Tuesday, March 10, 2009

It's good to have dated a Biochemist!

Thanks to Cheryl for translating this Neupogen jargon:

Jargon: Neupogen is a granulocyte colony-stimulating factor (G-CSF): Colony-stimulating factors are glycoproteins which act on hematopoietic cells by binding to specific cell surface receptors and stimulating proliferation, differentiation commitment, and some end-cell functional activation.

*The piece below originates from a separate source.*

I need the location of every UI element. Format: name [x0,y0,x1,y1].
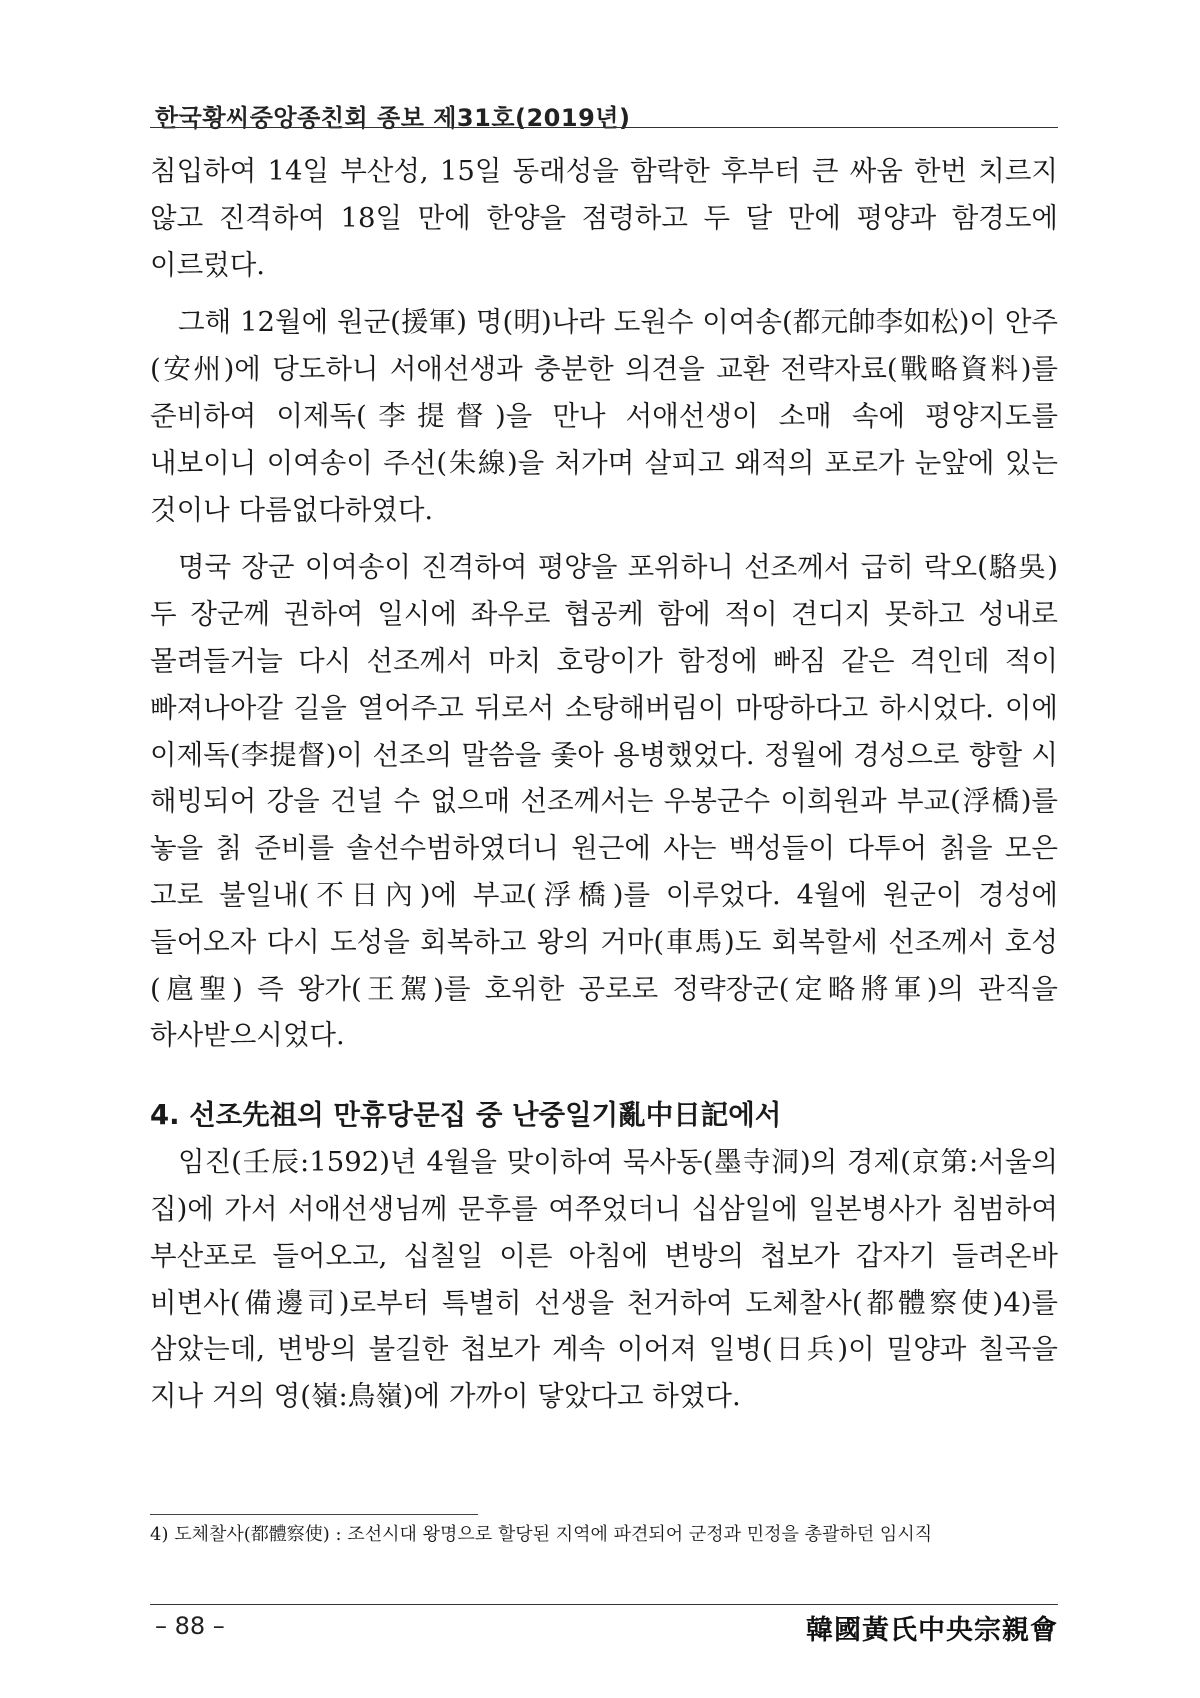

Translation: Neupogen is a protein that has sugars attached to it (that is what 'glyco' means...and for your purpose, really not useful information b/c what you are given does not have the sugars on it as E.coli cannot make proteins with these sugars hanging off them). The way it works is that it stimulates the cells in the bone marrow, hematopoietic cells, to produce more white blood cells (granulocytes). The way it stimulates the cells is that it goes through a 'cell signaling' process...think of this as a chain reaction.....The neupogen is floating around, it binds on the outside of the cell to a receptor (think of a key fitting into a lock). The receptor is changed in a way that it sends a signal to the interior of the cell and tells the cell's machinery to make white blood cells.

1 comment:

  1. Bill,

    Just one slight addition here -- the glyco part is rather significant. It is these sugars that lead to the inter- and intra-cellular communication and are critical in your immune system's ability to do its work.